Ashley Madison hack is a lesson for faithful and unfaithful alike
Times have changed, and nowadays, on the Internet, everybody knows you're a dog.
That's what users of the adultery website Ashley Madison are learning this week, as names and emails -- including thousands that appear to be from military and government officials -- were leaked, exposed and exploited by would-be extortionists.
But it's a lesson we would all do well to take to heart.
"We're way too fearless about the way we enter information online," Michael DeCesare, CEO of network security company ForeScout Technologies, told CBS News. "It's amazing how careless people are."
Every day millions of us sign up on websites with our names, our email addresses, our physical addresses and credit card numbers. The process of giving out personal details online is so woven into the fabric of daily life that we often do it without a second thought. We shouldn't.
"I generally treat the entire online universe as published content and public, and try not to put anything online that I would want to keep private," said cyberwarfare advisor David Gewirtz.
Security experts widely agree that the question is not whether but when a site will get hacked. Therefore it behooves every digital denizen to be careful with what they put online, practice good "password hygiene" -- and, as Gewirtz said, be prepared for the worst.
But of course, the onus must also fall on companies to do everything they can to secure their customers' data and be prepared for the likelihood of attack.
"Information is power," NewYorker.com editor and CBS News contributor Nicholas Thompson said. "Companies collect this information and they keep it -- even sometimes when they say they delete it. So there are all of these places that have massive, massive troves of information that are thus vulnerable to hacks."
Ashley Madison made close to $2 million a year selling a $20 service to users that promised to permanently erase their personal details, but some of it still remained in the nearly 30 gigabytes' worth of data released this week by the hacking group calling itself "Impact Team."
"Ashley Madison turned out to be one particularly damaging one, because even the fact that your information is there is damaging to you. So this is a devastating hack for a lot of people," Thompson said.
DeCesare stressed that companies need to be held accountable for keeping people safe.
"When I read stories like this, that's who I get the most angry at," he said. "You have to build the cloud to be safe from the beginning."
This applies to anyone collecting users' information, from big insurance companies like Anthem and massive federal databases like OPM's, to comparatively small independent websites and online stores. "Anybody who takes data online -- [those are] the people we have to hold most accountable in this day and age," DeCesare said.

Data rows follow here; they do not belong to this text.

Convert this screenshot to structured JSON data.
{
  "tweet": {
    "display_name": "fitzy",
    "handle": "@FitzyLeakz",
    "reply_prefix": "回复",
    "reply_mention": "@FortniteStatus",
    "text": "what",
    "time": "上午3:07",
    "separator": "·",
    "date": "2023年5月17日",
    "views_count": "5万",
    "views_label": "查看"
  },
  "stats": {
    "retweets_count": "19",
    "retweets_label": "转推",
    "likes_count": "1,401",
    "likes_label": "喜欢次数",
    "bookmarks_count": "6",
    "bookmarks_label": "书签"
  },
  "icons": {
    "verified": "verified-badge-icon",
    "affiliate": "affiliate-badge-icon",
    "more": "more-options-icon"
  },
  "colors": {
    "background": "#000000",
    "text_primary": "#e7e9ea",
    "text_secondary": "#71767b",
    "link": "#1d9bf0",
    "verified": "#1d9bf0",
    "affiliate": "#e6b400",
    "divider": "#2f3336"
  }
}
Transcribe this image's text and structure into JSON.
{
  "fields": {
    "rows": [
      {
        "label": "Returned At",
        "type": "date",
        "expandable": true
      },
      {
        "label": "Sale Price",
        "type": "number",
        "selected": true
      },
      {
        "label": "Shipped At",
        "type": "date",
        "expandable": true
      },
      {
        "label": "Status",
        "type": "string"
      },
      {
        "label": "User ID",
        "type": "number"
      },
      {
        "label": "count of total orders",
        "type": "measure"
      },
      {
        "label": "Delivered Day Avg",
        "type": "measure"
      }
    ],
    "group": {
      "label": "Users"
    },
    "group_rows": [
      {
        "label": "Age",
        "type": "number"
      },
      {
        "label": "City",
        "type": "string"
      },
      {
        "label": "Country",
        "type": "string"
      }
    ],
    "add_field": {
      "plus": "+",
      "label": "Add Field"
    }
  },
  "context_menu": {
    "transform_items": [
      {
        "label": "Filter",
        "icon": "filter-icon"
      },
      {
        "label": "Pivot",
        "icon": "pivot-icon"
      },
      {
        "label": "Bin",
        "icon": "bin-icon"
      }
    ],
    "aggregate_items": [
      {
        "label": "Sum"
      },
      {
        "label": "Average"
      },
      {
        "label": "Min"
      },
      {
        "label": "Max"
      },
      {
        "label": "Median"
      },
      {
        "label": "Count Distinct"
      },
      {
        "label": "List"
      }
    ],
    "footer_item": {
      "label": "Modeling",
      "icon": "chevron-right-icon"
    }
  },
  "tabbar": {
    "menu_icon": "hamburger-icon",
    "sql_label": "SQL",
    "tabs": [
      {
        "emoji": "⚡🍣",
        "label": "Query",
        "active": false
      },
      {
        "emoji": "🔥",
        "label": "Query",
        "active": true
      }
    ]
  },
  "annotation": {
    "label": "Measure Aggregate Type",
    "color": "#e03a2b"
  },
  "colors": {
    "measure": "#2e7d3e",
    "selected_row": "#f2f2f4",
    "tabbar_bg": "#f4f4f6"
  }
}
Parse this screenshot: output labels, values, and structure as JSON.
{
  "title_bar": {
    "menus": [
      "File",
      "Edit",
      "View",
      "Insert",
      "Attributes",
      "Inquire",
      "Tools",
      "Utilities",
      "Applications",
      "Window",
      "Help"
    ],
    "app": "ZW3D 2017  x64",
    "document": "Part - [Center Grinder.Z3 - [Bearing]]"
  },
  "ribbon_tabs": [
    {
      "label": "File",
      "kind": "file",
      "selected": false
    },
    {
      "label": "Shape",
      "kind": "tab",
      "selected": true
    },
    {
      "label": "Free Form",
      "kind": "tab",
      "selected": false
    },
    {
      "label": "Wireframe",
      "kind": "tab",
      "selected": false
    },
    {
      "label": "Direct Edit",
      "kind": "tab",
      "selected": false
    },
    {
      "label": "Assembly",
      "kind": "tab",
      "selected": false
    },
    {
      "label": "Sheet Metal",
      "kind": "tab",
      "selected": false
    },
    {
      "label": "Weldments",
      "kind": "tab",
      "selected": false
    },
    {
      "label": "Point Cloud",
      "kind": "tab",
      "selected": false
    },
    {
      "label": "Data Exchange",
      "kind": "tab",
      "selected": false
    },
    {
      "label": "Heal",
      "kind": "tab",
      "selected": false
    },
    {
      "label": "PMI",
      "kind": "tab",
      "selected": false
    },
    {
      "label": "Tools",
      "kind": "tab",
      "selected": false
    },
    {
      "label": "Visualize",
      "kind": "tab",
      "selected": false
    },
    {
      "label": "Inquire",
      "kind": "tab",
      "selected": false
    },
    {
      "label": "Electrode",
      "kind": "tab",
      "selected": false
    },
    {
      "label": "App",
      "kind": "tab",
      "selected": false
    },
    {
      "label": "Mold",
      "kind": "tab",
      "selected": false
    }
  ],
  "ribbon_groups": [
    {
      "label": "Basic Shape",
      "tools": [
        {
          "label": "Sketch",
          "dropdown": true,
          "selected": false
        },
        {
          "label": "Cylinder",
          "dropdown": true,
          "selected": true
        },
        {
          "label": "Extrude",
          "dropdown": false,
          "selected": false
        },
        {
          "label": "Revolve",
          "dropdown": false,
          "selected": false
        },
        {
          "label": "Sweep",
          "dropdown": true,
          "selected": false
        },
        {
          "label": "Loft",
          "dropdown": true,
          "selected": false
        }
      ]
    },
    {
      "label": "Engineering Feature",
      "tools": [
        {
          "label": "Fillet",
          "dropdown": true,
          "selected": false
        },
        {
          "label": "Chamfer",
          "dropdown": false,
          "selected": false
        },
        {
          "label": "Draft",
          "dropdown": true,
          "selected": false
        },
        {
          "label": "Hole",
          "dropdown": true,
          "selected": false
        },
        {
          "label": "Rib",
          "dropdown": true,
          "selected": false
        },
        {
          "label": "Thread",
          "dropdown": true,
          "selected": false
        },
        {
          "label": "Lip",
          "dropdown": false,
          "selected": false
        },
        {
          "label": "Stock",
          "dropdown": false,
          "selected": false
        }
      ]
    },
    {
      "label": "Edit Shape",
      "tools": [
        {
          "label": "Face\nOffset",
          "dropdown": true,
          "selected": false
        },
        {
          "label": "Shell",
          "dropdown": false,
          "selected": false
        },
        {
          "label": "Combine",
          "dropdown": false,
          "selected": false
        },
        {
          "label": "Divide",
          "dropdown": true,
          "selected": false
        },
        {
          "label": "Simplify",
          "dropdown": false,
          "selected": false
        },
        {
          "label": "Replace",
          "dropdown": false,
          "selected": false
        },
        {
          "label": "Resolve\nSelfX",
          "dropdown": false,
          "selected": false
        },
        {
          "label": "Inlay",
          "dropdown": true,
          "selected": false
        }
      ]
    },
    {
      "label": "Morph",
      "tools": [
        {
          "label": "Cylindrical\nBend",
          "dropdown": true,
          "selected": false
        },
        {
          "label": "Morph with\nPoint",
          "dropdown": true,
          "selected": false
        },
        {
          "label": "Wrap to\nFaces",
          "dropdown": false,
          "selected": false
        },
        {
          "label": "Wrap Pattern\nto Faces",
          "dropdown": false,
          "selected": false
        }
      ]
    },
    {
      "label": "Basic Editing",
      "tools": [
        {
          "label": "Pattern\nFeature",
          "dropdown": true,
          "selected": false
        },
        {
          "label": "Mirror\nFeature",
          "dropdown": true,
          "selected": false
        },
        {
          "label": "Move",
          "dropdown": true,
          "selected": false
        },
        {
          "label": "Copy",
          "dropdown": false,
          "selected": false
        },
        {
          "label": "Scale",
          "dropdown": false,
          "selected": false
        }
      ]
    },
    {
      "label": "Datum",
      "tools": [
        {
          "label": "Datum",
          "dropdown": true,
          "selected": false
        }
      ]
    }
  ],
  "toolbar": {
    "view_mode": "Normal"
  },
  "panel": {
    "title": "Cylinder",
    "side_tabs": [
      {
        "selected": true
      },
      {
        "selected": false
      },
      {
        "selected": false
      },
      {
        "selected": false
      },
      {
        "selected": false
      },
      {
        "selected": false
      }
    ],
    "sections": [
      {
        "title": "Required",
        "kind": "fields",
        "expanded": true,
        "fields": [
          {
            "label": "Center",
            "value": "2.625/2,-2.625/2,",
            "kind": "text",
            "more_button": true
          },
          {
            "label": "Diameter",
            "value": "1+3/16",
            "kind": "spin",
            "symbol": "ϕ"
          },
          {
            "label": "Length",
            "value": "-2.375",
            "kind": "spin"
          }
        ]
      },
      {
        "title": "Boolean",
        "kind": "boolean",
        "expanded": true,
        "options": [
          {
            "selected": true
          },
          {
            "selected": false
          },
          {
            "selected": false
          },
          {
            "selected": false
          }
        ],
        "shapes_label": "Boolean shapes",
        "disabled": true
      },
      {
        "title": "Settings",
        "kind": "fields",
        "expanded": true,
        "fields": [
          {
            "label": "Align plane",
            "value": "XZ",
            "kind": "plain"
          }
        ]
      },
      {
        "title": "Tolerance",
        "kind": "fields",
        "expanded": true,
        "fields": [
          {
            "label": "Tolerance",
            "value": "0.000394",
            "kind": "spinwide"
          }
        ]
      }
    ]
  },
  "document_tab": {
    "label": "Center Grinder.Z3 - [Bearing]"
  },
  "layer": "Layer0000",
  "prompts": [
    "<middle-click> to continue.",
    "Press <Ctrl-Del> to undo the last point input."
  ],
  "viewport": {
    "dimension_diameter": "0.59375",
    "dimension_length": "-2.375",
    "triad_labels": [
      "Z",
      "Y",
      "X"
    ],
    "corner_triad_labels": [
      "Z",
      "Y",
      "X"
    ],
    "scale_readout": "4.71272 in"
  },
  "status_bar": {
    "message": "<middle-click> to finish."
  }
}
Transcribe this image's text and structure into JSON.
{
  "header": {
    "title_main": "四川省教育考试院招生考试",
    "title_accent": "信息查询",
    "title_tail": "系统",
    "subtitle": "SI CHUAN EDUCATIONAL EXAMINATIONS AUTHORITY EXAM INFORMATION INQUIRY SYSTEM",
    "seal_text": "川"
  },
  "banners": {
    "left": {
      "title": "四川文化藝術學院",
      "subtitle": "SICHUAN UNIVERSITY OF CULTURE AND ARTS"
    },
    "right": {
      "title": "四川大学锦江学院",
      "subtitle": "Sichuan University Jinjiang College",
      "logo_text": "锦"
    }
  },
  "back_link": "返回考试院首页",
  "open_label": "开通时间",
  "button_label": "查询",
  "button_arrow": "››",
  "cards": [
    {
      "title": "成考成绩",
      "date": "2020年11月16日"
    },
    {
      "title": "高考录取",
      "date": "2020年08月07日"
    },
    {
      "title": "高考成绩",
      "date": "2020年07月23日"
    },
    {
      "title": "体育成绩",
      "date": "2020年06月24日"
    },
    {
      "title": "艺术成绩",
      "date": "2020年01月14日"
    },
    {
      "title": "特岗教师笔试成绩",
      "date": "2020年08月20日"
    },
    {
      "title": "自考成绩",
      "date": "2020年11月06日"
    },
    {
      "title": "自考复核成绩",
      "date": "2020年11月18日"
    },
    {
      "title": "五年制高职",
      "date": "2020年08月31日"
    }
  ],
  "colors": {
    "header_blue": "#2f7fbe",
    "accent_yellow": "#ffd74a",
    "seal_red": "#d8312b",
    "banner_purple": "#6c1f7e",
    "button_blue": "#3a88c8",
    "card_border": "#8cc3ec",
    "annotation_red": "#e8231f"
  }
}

Gewirtz warned: "Just keep in mind that anything online is a few milliseconds away from everything else and relies on someone else's dedication to security. That someone else might be a Google, with a tremendous team of security engineers, or it could be the digital equivalent of Paul Blart, Mall Cop. Are you willing to bet your life, career, or privacy on that level of security? That's the question."
"Anyone using online sites like this (or Adult Friend Finder, that also got hacked), needs to be aware that relatively small companies are managing this explosive data and that even the most diligent company (it appears ALM [Avid Life Media, owner of Ashley Madison] was diligent) is no match for, say, China, if it's trying to find some good blackmail material," he added.
And that doesn't just mean cheating husbands. Online services for people who have a need to keep their identities private because of legitimate concerns about their safety are particular targets.
Who perpetrated the hack, exactly why, and how they will use the stolen information is still unclear.
Noel Biderman, the CEO of Avid Life Media, told security expert Brian Krebs when Krebs first reported the hack in July that "it was definitely a person here that was not an employee but certainly had touched our technical services."
The true identities of the hacker or hackers behind "Impact Team" have not been identified. So far it appears that freelance extortionists finding site user emails online are the only ones attempting to make a profit (largely via Bitcoin blackmail) from the attack.
Gewirtz said the perpetrators "did a pretty good job of covering their tracks" and will likely be hard to track down. And DeCesare commented that "it takes a long time to peel back the onion" on who was responsible for an infiltration and how much data was compromised.